A survey of the disinformation campaigns that have been revealed over the campaign shows that election influence in Canada is more partisan in nature.
A National Observer investigation explored how Canada’s oil and gas lobby were collecting personal data as they ran an online campaign to “Vote Energy” through memes, videos and more.
The Globe and Mail found that the Manning Centre — an organization founded by former Reform Party leader Preston Manning — is the driving financial force behind a network of anti-Liberal Facebook pages pumping out political messaging and memes during the federal election campaign.
All of Canada Proud's campaign spending has gone through a company owned by the right-wing political advocacy group's founder.
There were also reports of the Chinese social media app, WeChat, peddling partisan advertisements, including a Conservative attack ad. The social media company told CBC that is does not accept or support political ads, but that they had been shared by a user. While Elections Canada has admitted it keeps an eye on WeChat, it couldn’t confirm what ads it had seen.
WeChat ads also played a role in fear-mongering in one Toronto riding, according to a Vice Canada report, where the partisan ads online translated to an aggressive ground campaign in a too-close-to-call suburb.
The final weeks of the campaign brought a particular explosion of fake news and partisan misinformation. A handful of fringe media sites ran a series of anti-Liberal stories, many that specifically targeted Trudeau.
The bombshell moment came when rumors spread online of an imminent Global and Mail story that would reveal Trudeau was fired from Vancouver’s West Point Grey Academy, where he was a teacher, for having sexual relations with a student or parent (depending on the source).
The story simply wasn’t true.
But that didn’t stop The Buffalo Chronicle, a fake news platform, from writing a story about it — giving cause for far-right online platforms True North and the Rebel to start asking the prime minister about the imagined incident after the Oct. 7 English-language debate.
The fact that the story was completely false also didn’t stop the online machine from spreading the false rumors — spurred in part by the Conservatives sending a press release asking, “Why did Justin Trudeau leave his teaching job at West Point Grey Academy?”
The rumour mill started again when, just a week before election day. Trudeau was forced to increase security measures because of a security threat. At a campaign stop in Mississauga, Ontario, he donned body armour and was guarded by a uniformed tactical team.

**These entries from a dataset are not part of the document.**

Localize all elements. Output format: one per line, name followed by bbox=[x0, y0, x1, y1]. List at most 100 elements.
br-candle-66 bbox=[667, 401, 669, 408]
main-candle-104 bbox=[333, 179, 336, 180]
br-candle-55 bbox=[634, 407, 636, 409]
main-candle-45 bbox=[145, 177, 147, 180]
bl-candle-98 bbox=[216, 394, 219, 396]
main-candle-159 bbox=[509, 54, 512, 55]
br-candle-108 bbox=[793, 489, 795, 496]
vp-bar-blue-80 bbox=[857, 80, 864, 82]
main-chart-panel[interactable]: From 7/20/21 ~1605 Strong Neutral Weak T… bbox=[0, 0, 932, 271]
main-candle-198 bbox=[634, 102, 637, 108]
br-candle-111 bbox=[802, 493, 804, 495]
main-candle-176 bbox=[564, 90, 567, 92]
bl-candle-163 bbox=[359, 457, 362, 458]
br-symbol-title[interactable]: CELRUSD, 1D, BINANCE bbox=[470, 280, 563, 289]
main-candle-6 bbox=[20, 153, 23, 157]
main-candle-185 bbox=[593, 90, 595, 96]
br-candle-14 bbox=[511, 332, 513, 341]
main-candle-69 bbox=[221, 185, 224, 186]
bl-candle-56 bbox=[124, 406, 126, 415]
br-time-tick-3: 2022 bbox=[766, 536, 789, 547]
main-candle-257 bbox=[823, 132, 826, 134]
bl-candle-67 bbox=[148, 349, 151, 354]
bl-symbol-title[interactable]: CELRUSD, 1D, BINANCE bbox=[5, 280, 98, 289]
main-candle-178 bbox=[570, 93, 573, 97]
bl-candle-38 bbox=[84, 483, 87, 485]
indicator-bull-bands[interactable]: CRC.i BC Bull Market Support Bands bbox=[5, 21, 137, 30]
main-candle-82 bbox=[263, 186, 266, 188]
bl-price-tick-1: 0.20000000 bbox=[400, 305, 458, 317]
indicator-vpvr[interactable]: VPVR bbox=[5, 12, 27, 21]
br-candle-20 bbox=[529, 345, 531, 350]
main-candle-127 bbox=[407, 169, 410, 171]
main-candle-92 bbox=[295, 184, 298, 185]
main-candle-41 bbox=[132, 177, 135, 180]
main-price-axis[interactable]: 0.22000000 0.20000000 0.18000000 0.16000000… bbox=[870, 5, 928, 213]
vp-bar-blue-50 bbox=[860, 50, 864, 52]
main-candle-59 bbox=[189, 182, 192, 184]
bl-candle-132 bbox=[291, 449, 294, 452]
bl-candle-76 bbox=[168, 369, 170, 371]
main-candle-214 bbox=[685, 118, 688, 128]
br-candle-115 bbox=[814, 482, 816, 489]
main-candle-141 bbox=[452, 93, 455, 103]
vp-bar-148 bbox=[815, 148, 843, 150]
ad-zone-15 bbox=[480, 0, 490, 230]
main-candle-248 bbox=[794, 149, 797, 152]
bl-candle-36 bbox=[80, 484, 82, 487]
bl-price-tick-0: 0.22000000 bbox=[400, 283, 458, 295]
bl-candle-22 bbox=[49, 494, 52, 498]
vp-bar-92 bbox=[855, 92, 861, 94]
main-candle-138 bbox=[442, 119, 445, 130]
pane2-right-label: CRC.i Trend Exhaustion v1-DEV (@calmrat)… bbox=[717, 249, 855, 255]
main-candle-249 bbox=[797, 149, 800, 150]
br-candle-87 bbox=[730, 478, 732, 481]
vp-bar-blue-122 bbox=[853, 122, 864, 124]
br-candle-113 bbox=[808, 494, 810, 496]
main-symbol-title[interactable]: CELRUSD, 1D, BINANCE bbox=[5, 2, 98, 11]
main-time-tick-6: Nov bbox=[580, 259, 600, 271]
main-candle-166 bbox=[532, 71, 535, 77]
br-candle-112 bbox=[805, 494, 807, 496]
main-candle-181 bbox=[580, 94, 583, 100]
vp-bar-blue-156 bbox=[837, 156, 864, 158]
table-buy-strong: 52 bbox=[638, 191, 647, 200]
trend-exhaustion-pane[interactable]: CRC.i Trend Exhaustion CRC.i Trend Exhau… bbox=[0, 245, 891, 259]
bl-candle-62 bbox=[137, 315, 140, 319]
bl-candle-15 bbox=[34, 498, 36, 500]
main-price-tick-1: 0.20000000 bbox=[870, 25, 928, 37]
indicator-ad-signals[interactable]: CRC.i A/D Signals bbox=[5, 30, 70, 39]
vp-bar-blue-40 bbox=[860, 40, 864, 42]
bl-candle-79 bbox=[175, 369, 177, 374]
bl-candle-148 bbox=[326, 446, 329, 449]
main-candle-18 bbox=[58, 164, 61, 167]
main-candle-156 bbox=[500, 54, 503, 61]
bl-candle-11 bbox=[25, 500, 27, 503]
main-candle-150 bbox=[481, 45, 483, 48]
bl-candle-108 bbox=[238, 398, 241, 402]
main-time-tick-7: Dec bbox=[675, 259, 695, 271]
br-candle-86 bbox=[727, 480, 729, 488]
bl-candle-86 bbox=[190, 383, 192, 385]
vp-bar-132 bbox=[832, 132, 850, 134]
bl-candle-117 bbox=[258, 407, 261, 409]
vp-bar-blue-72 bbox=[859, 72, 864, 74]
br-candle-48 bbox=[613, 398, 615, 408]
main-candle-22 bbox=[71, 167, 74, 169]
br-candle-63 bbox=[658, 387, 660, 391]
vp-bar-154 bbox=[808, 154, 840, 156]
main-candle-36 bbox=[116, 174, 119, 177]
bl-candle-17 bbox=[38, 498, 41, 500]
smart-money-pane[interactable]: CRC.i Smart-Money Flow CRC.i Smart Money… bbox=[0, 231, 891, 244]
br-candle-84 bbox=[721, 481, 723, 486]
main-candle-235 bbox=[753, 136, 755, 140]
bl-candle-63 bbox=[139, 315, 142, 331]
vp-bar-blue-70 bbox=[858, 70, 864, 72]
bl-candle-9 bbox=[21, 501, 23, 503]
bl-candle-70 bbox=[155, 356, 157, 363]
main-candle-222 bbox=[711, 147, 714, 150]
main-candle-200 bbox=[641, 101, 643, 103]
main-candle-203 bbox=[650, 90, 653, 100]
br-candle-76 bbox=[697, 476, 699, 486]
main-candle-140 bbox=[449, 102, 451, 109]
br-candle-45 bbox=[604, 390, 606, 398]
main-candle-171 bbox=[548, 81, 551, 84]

The online discourse once again was full of conspiracies no one could stop from spreading. Some suggested the whole incident was staged to garner sympathy for Trudeau.
What transpired showed that the potent role of these social media organizations was overlooked or underestimated time and again.
For example, Reddit was a major driving force spreading unsubstantiated allegations that the prime minister was immersed in a non-existent sex scandal.
The federal government left an April meeting with social media platform Reddit believing the organization doesn't "have a great deal of problems with 'fake news,'" and is not “particularly useful for co-ordinated disinformation campaigns,” according to internal documents obtained through freedom of information by McIntosh.
As she reported, "It’s a platform where, for years, hate speech and disinformation have thrived within certain Canadian sections of the website."